Wednesday, June 8, 2016

Sanctions Clauses in trade finance instruments? – No, thank you!

When I throw the key words “sanctions” and “trade finance” at you, I trust that you immediately think about ruthless bankers sacrificing honorable political goals for big personal bonuses at the end of the year.

The reality is pretty different today, as I have recently experienced firsthand, where banks wanted to be better than the best in class by introducing ever more contractual clauses allowing them to impose sanctions laws on their counterparts.

This situation is strange. Let me make an example: In my country, insider trading is forbidden and punished as a crime. Before I started working for my bank, I actually didn’t negotiate a clause in my employment contract saying that I cannot be obliged to do insider trading for my bank. I don’t think that anybody would have been particularly impressed by my integrity if I had tried to negotiate such a clause. It is simply unquestionable that both my bank and I respect the applicable criminal Law, in particular with regard to insider trading. The fact that insider trading cases regularly pop up in the financial press doesn’t really change anything here.

But – surprise – this is exactly what happens today when banks would start trying to negotiate sanctions clauses in trade finance instruments. I admit, the question of the applicable law is a bit trickier than in my example. But still, there are rules in place to determine the applicable law.

This is why I think it is a good moment to remind the ICC’s recommendation of 2014 to not include sanctions clauses in trade finance instruments:

  • Banks should refrain from issuing trade finance-related instruments that include sanctions clauses that purport to impose restrictions beyond, or conflict with, the applicable statutory or regulatory requirements.
  • In trade finance transactions involving letters of credit or demand guarantees subject to ICC rules, practitioners should refrain from bringing into question the irrevocable, independent nature of the credit, demand guarantee or counter-guarantee, the certainty of payment or the intent to honor obligations. Failure to do so could eventually damage the integrity and reputation of letters of credit and demand guarantees which may have a negative effect on international trade.”

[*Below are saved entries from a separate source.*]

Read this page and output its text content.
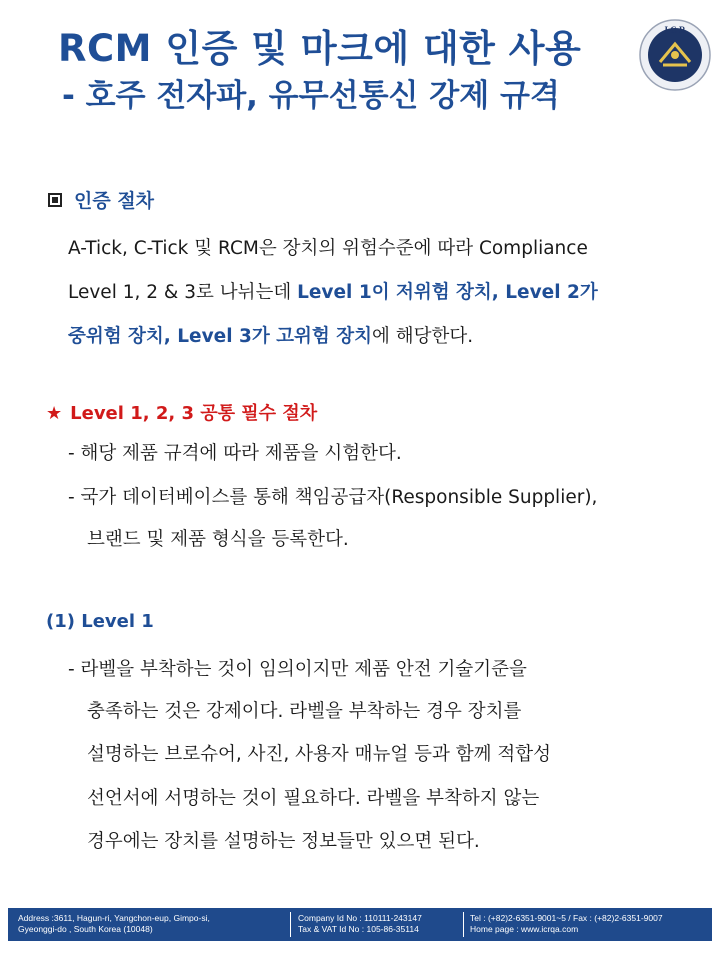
RCM 인증 및 마크에 대한 사용
- 호주 전자파, 유무선통신 강제 규격
I C R
인증 절차
A-Tick, C-Tick 및 RCM은 장치의 위험수준에 따라 Compliance
Level 1, 2 & 3로 나뉘는데 Level 1이 저위험 장치, Level 2가
중위험 장치, Level 3가 고위험 장치에 해당한다.
★ Level 1, 2, 3 공통 필수 절차
- 해당 제품 규격에 따라 제품을 시험한다.
- 국가 데이터베이스를 통해 책임공급자(Responsible Supplier),
브랜드 및 제품 형식을 등록한다.
(1) Level 1
- 라벨을 부착하는 것이 임의이지만 제품 안전 기술기준을
충족하는 것은 강제이다. 라벨을 부착하는 경우 장치를
설명하는 브로슈어, 사진, 사용자 매뉴얼 등과 함께 적합성
선언서에 서명하는 것이 필요하다. 라벨을 부착하지 않는
경우에는 장치를 설명하는 정보들만 있으면 된다.
Address :3611, Hagun-ri, Yangchon-eup, Gimpo-si,
Gyeonggi-do , South Korea (10048)
Company Id No : 110111-243147
Tax & VAT Id No : 105-86-35114
Tel : (+82)2-6351-9001~5 / Fax : (+82)2-6351-9007
Home page : www.icrqa.com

Let me sum up the ICC’s reasons for its recommendations in my own words:

  • First, if you start rewriting obligations in your contract that apply to you anyway, people will start wondering why you do so and whether you don’t have any hidden agenda. In addition, there is a high chance that you will create problems when reformulating national laws and regulations in your contract and putting them in another (contractual instead of criminal) context. In some countries, it may even be illegal to go beyond applicable sanctions and, thus, discriminate parties who are not meant to be discriminated against.
  • Sanctions clauses in trade finance instruments can question the irrevocable / documentary nature of a guarantee / letter of credit. This can ultimately interfere with the equilibrium among all stakeholders that the ICC Rules on trade finance instruments have had a hard time to implement in the first place.